I’ve previously written about this company and believed it could be a good addition to my portfolio. With recent results available, I want to analyse these to gauge if this business is still strong. Let’s take a closer look.
Recent results
On 8 February, the company released its operational update for the six months to 31 December 2021. A financial update followed in March. The operational update was overwhelmingly positive.
For the period, chrome concentrate production was up by 41% year on year. In addition, revenue from chrome concentrate increased by 28%. This is a mineral that’s used for steel and alloy production and traded by big businesses like Rio Tinto and BHP Group. The firm produced 80,000 tonnes of chrome concentrate per month during the second half of the 2020 calendar year.
What’s more, Jubilee Metals decided to upgrade its processing plant for platinum group metals (PGMs) in South Africa. Investing £17.5m, this allowed the production of 44,000 PGMs ounces for the period, compared with 30,000 ounces in the final six months of 2020.
Financial results for this FTSE AIM stock
In the final six months of 2021, revenue increased to £63.27m. This grew from £53.44m, year on year. Despite this, earnings before interest, taxes, depreciation, and amortisation (EBITDA) shrank from £29.33m to just £14.91m. While this may appear disappointing, it’s worth noting that the South African processing plant upgrade likely ate into these earnings.

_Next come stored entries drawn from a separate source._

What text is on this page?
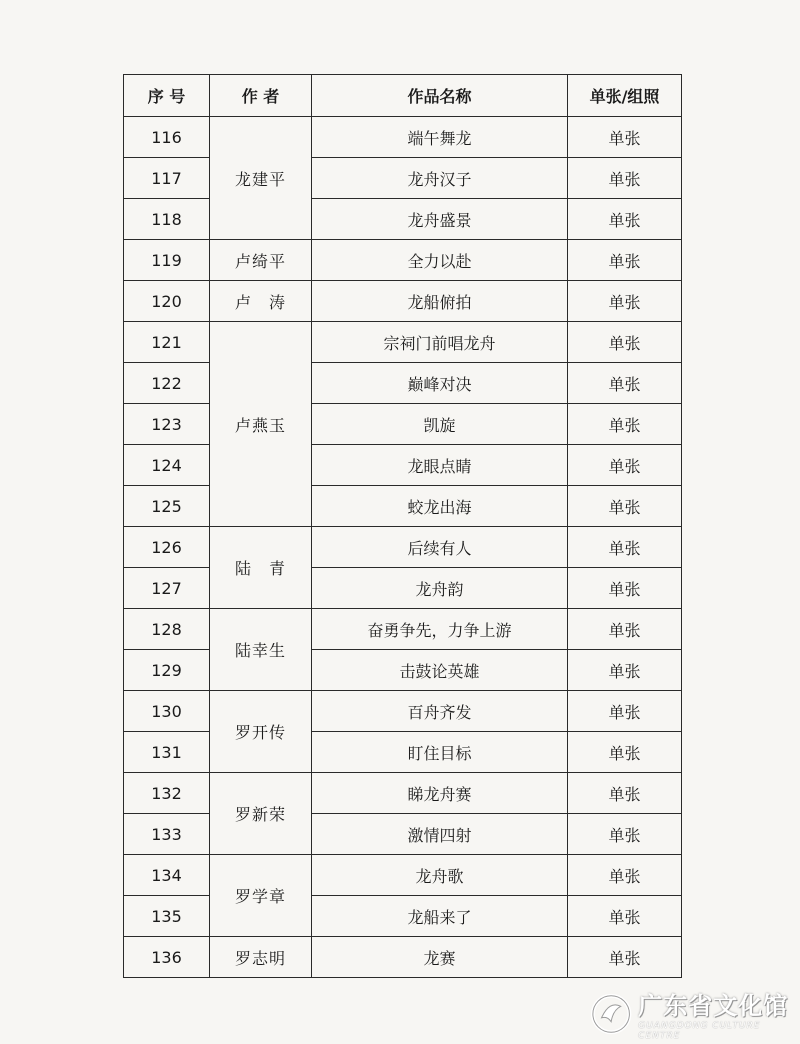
序 号	作 者	作品名称	单张/组照
116	龙建平	端午舞龙	单张
117		龙舟汉子	单张
118		龙舟盛景	单张
119	卢绮平	全力以赴	单张
120	卢　涛	龙船俯拍	单张
121	卢燕玉	宗祠门前唱龙舟	单张
122		巅峰对决	单张
123		凯旋	单张
124		龙眼点睛	单张
125		蛟龙出海	单张
126	陆　青	后续有人	单张
127		龙舟韵	单张
128	陆幸生	奋勇争先，力争上游	单张
129		击鼓论英雄	单张
130	罗开传	百舟齐发	单张
131		盯住目标	单张
132	罗新荣	睇龙舟赛	单张
133		激情四射	单张
134	罗学章	龙舟歌	单张
135		龙船来了	单张
136	罗志明	龙赛	单张
广东省文化馆
GUANGDONG CULTURE CENTRE
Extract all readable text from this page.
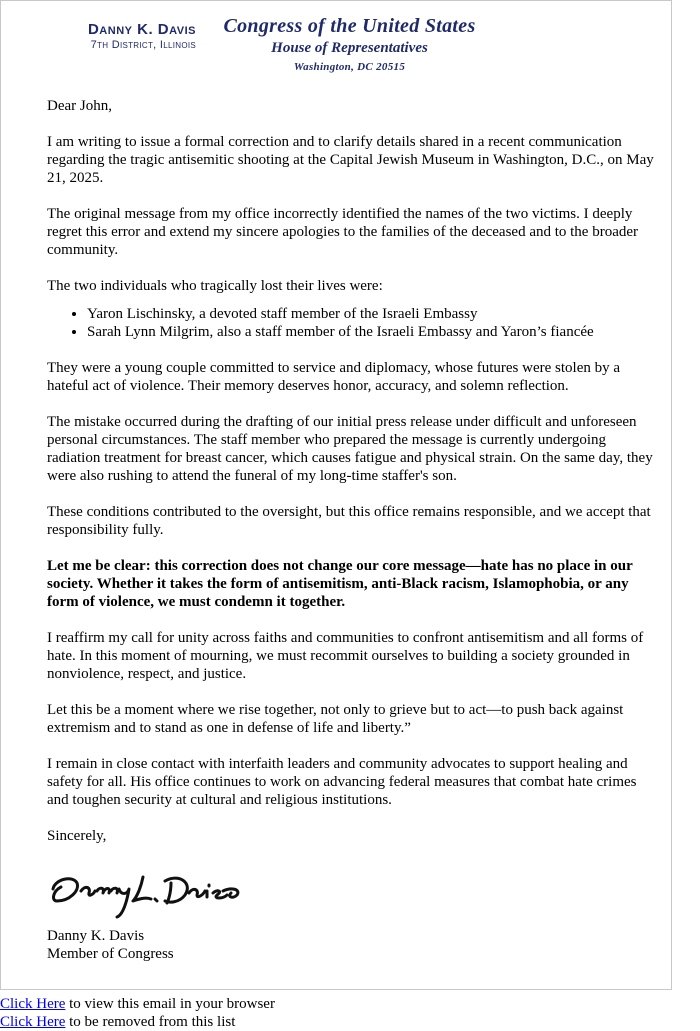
Danny K. Davis
7th District, Illinois
Congress of the United States
House of Representatives
Washington, DC 20515

Dear John,

I am writing to issue a formal correction and to clarify details shared in a recent communication regarding the tragic antisemitic shooting at the Capital Jewish Museum in Washington, D.C., on May 21, 2025.

The original message from my office incorrectly identified the names of the two victims. I deeply regret this error and extend my sincere apologies to the families of the deceased and to the broader community.

The two individuals who tragically lost their lives were:

• Yaron Lischinsky, a devoted staff member of the Israeli Embassy
• Sarah Lynn Milgrim, also a staff member of the Israeli Embassy and Yaron’s fiancée

They were a young couple committed to service and diplomacy, whose futures were stolen by a hateful act of violence. Their memory deserves honor, accuracy, and solemn reflection.

The mistake occurred during the drafting of our initial press release under difficult and unforeseen personal circumstances. The staff member who prepared the message is currently undergoing radiation treatment for breast cancer, which causes fatigue and physical strain. On the same day, they were also rushing to attend the funeral of my long-time staffer's son.

These conditions contributed to the oversight, but this office remains responsible, and we accept that responsibility fully.

Let me be clear: this correction does not change our core message—hate has no place in our society. Whether it takes the form of antisemitism, anti-Black racism, Islamophobia, or any form of violence, we must condemn it together.

I reaffirm my call for unity across faiths and communities to confront antisemitism and all forms of hate. In this moment of mourning, we must recommit ourselves to building a society grounded in nonviolence, respect, and justice.

Let this be a moment where we rise together, not only to grieve but to act—to push back against extremism and to stand as one in defense of life and liberty.”

I remain in close contact with interfaith leaders and community advocates to support healing and safety for all. His office continues to work on advancing federal measures that combat hate crimes and toughen security at cultural and religious institutions.

Sincerely,

Danny K. Davis
Member of Congress
Click Here to view this email in your browser
Click Here to be removed from this list
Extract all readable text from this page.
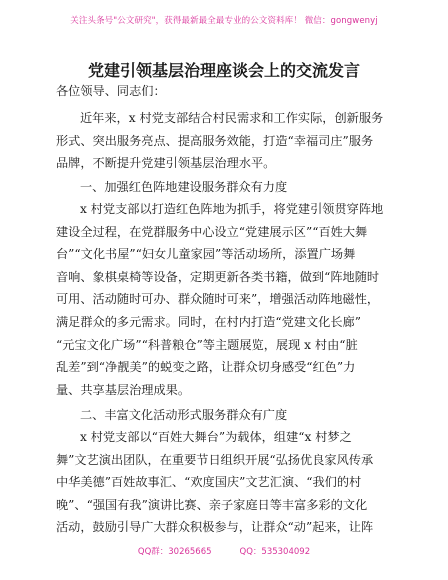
关注头条号"公文研究"，获得最新最全最专业的公文资料库！ 微信：gongwenyj
党建引领基层治理座谈会上的交流发言
各位领导、同志们：
近年来，x 村党支部结合村民需求和工作实际，创新服务
形式、突出服务亮点、提高服务效能，打造“幸福司庄”服务
品牌，不断提升党建引领基层治理水平。
一、加强红色阵地建设服务群众有力度
x 村党支部以打造红色阵地为抓手，将党建引领贯穿阵地
建设全过程，在党群服务中心设立“党建展示区”“百姓大舞
台”“文化书屋”“妇女儿童家园”等活动场所，添置广场舞
音响、象棋桌椅等设备，定期更新各类书籍，做到“阵地随时
可用、活动随时可办、群众随时可来”，增强活动阵地磁性，
满足群众的多元需求。同时，在村内打造“党建文化长廊”
“元宝文化广场”“科普粮仓”等主题展览，展现 x 村由“脏
乱差”到“净靓美”的蜕变之路，让群众切身感受“红色”力
量、共享基层治理成果。
二、丰富文化活动形式服务群众有广度
x 村党支部以“百姓大舞台”为载体，组建“x 村梦之
舞”文艺演出团队，在重要节日组织开展“弘扬优良家风传承
中华美德”百姓故事汇、“欢度国庆”文艺汇演、“我们的村
晚”、“强国有我”演讲比赛、亲子家庭日等丰富多彩的文化
活动，鼓励引导广大群众积极参与，让群众“动”起来，让阵
QQ群：30265665	QQ：535304092
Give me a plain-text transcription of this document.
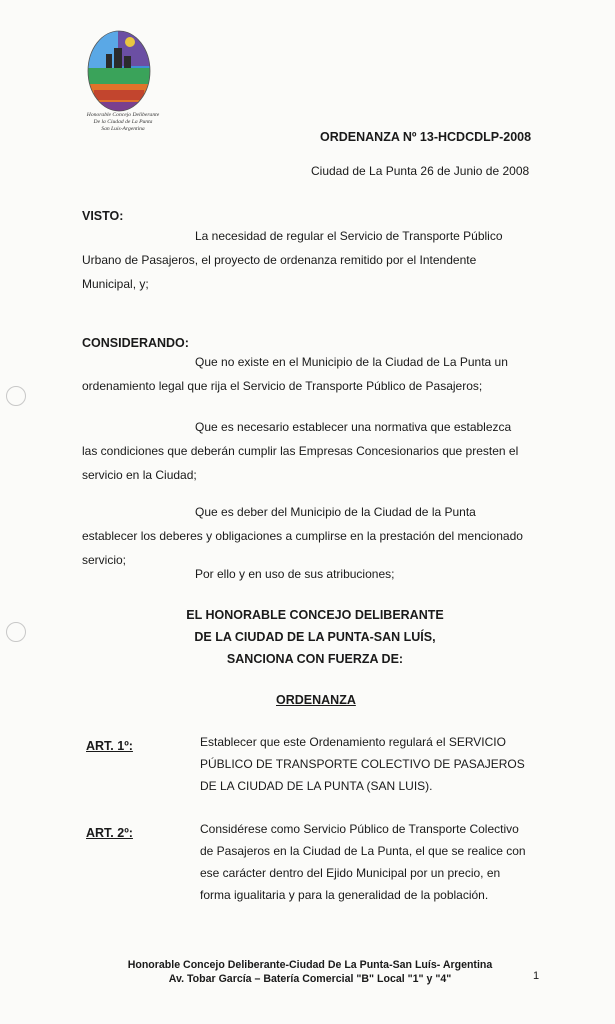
Honorable Concejo Deliberante
De la Ciudad de La Punta
San Luis-Argentina
ORDENANZA Nº 13-HCDCDLP-2008
Ciudad de La Punta 26 de Junio de 2008
VISTO:
La necesidad de regular el Servicio de Transporte Público
Urbano de Pasajeros, el proyecto de ordenanza remitido por el Intendente
Municipal, y;
CONSIDERANDO:
Que no existe en el Municipio de la Ciudad de La Punta un
ordenamiento legal que rija el Servicio de Transporte Público de Pasajeros;
Que es necesario establecer una normativa que establezca
las condiciones que deberán cumplir las Empresas Concesionarios que presten el
servicio en la Ciudad;
Que es deber del Municipio de la Ciudad de la Punta
establecer los deberes y obligaciones a cumplirse en la prestación del mencionado
servicio;
Por ello y en uso de sus atribuciones;
EL HONORABLE CONCEJO DELIBERANTE
DE LA CIUDAD DE LA PUNTA-SAN LUÍS,
SANCIONA CON FUERZA DE:
ORDENANZA
ART. 1º:	Establecer que este Ordenamiento regulará el SERVICIO
PÚBLICO DE TRANSPORTE COLECTIVO DE PASAJEROS
DE LA CIUDAD DE LA PUNTA (SAN LUIS).
ART. 2º:	Considérese como Servicio Público de Transporte Colectivo
de Pasajeros en la Ciudad de La Punta, el que se realice con
ese carácter dentro del Ejido Municipal por un precio, en
forma igualitaria y para la generalidad de la población.
Honorable Concejo Deliberante-Ciudad De La Punta-San Luís- Argentina
Av. Tobar García – Batería Comercial "B" Local "1" y "4"	1
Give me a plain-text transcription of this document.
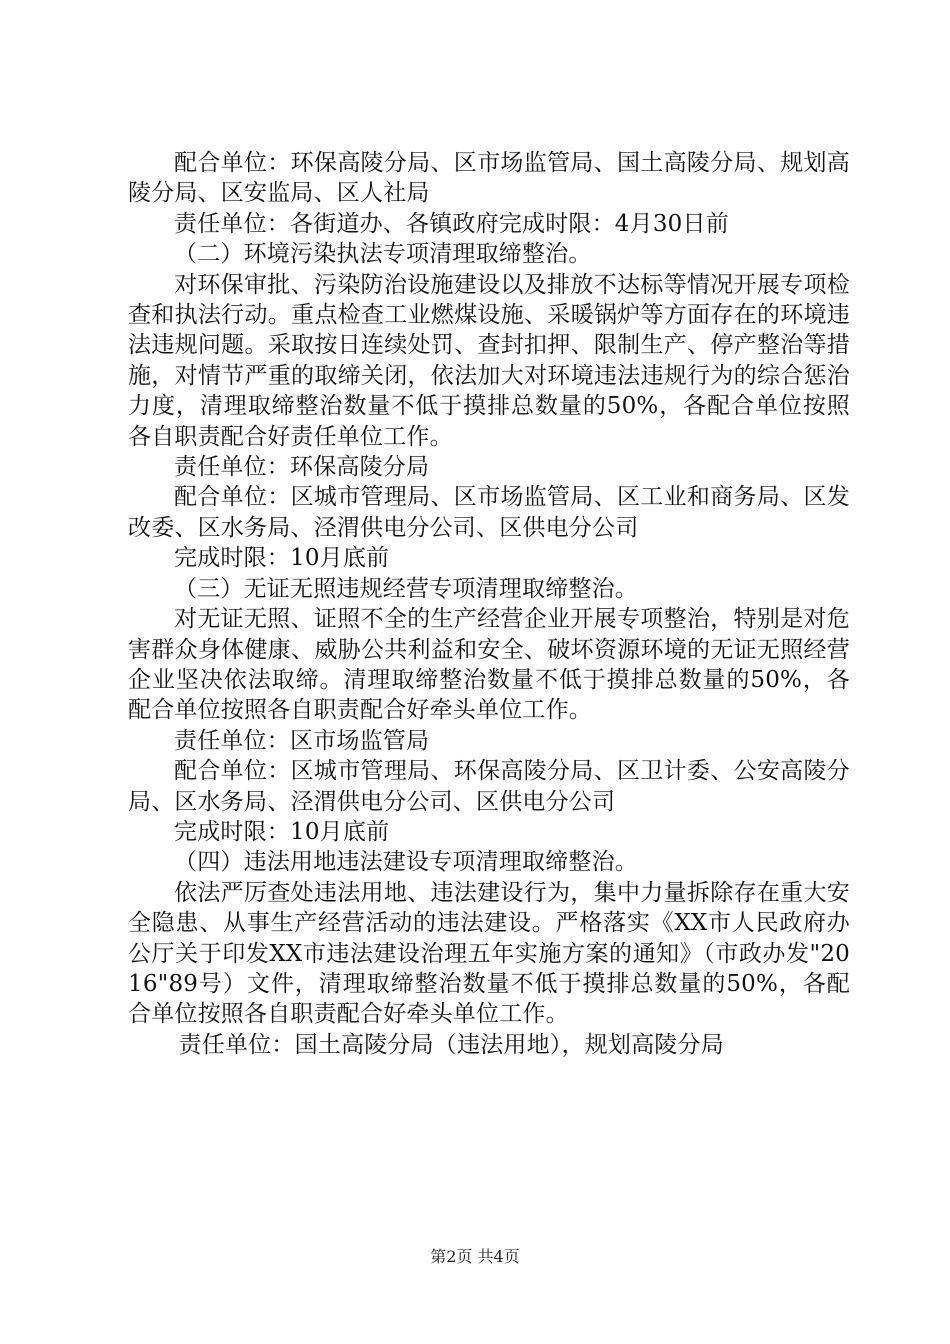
配合单位：环保高陵分局、区市场监管局、国土高陵分局、规划高陵分局、区安监局、区人社局

责任单位：各街道办、各镇政府完成时限：4月30日前

（二）环境污染执法专项清理取缔整治。

对环保审批、污染防治设施建设以及排放不达标等情况开展专项检查和执法行动。重点检查工业燃煤设施、采暖锅炉等方面存在的环境违法违规问题。采取按日连续处罚、查封扣押、限制生产、停产整治等措施，对情节严重的取缔关闭，依法加大对环境违法违规行为的综合惩治力度，清理取缔整治数量不低于摸排总数量的50%，各配合单位按照各自职责配合好责任单位工作。

责任单位：环保高陵分局

配合单位：区城市管理局、区市场监管局、区工业和商务局、区发改委、区水务局、泾渭供电分公司、区供电分公司

完成时限：10月底前

（三）无证无照违规经营专项清理取缔整治。

对无证无照、证照不全的生产经营企业开展专项整治，特别是对危害群众身体健康、威胁公共利益和安全、破坏资源环境的无证无照经营企业坚决依法取缔。清理取缔整治数量不低于摸排总数量的50%，各配合单位按照各自职责配合好牵头单位工作。

责任单位：区市场监管局

配合单位：区城市管理局、环保高陵分局、区卫计委、公安高陵分局、区水务局、泾渭供电分公司、区供电分公司

完成时限：10月底前

（四）违法用地违法建设专项清理取缔整治。

依法严厉查处违法用地、违法建设行为，集中力量拆除存在重大安全隐患、从事生产经营活动的违法建设。严格落实《XX市人民政府办公厅关于印发XX市违法建设治理五年实施方案的通知》（市政办发"2016"89号）文件，清理取缔整治数量不低于摸排总数量的50%，各配合单位按照各自职责配合好牵头单位工作。

责任单位：国土高陵分局（违法用地），规划高陵分局

第2页 共4页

I’ve already written elsewhere about Jubilee’s strong historical earnings. Suffice to say, between the 2019 and 2021 calendar years, earnings-per-share (EPS) rose by nearly 400%. This is growth at lightning speed and suggests the management is expanding the firm in a responsible way. It should be noted, however, that past performance is not necessarily indicative of future performance.
It’s also possible that Jubilee Metals is undervalued. By comparing its trailing price-to-earnings (P/E) ratio to a competitor, Central Asia Metals, we see that Jubilee’s 8.2 is lower than its rival’s 10.08. It’s always good to know that I might be getting a bargain when I invest in a business and I think Jubilee Metals might fit the bill. It currently trades at 14.7p, down 6.65% in the past year.
Overall, this is a business that’s growing and expanding. The recent operational updates are encouraging and production output is increasing. Although earnings have narrowed, I’m confident that this is a short-term issue that will subside over a longer period of time. I will be buying shares soon.